11/04/24 - 18/04/24

This week, I defined the problem and the objectives. In addition to that, I did the planning for the first stage of the project (see Goals and tasks).

In terms of development itself, I tried something that I had studied before in SAVI (UA course): The SIFT algorithm (details: Feature recognition and matching). Using this algorithm, we get an array of features for n objects in the image. These features are based on the object's appearance at particular interest points and are invariant to image scale and rotation. They are also robust to changes in illumination, noise, and minor changes in viewpoint.

Using SIFT in two images, we get two arrays of features. These features are essentially vectors, and we can compute the distance between vectors from the two images. The correspondent objects between images have a small distance between feature vectors. The following image illustrates the results. Detected objects with unique features are marked with a circle, and the corresponding objects are connected with a line.

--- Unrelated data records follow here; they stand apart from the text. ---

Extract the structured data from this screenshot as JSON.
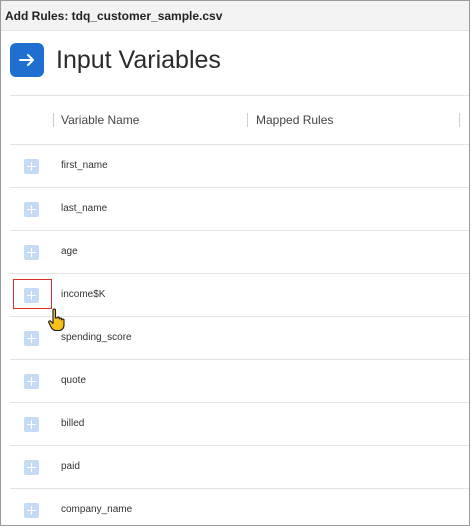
{
  "window": {
    "title": "Add Rules: tdq_customer_sample.csv"
  },
  "page": {
    "title": "Input Variables",
    "accent_color": "#1f6fd1"
  },
  "table": {
    "columns": [
      "Variable Name",
      "Mapped Rules"
    ],
    "rows": [
      {
        "variable": "first_name"
      },
      {
        "variable": "last_name"
      },
      {
        "variable": "age"
      },
      {
        "variable": "income$K"
      },
      {
        "variable": "spending_score"
      },
      {
        "variable": "quote"
      },
      {
        "variable": "billed"
      },
      {
        "variable": "paid"
      },
      {
        "variable": "company_name"
      }
    ],
    "highlighted_row": 3
  }
}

Sift features = 1000 and David Lowe’s ratio = 30%

However, there is another problem with this… Most of the time, more than one object is very similar (thus, having a small distance between feature vectors) to the corresponding one. The following image shows this problem—there are incorrect correspondences between objects, but the objects are similar.

Sift features = 1000 and without David Lowe's filtration.

There are various techniques to mitigate this issue. One that works very well is using the Lowe's ratio, which is the ratio between the best and second best correspondences for an object. Using this, we can reject the most ambiguous correspondences and keep the robust ones. Using this, most of the correspondences between objects from the previous image were rejected:

Sift features = 1000 and David Lowe’s ratio = 30%

Increasing the number of objects gives us a good amount of valid correspondence.

Sift features = 5000 and David Lowe’s ratio = 30%

However, SIFT has a big limitation, which is the change of viewpoint:

Sift features = 40000 and David Lowe’s ratio = 30%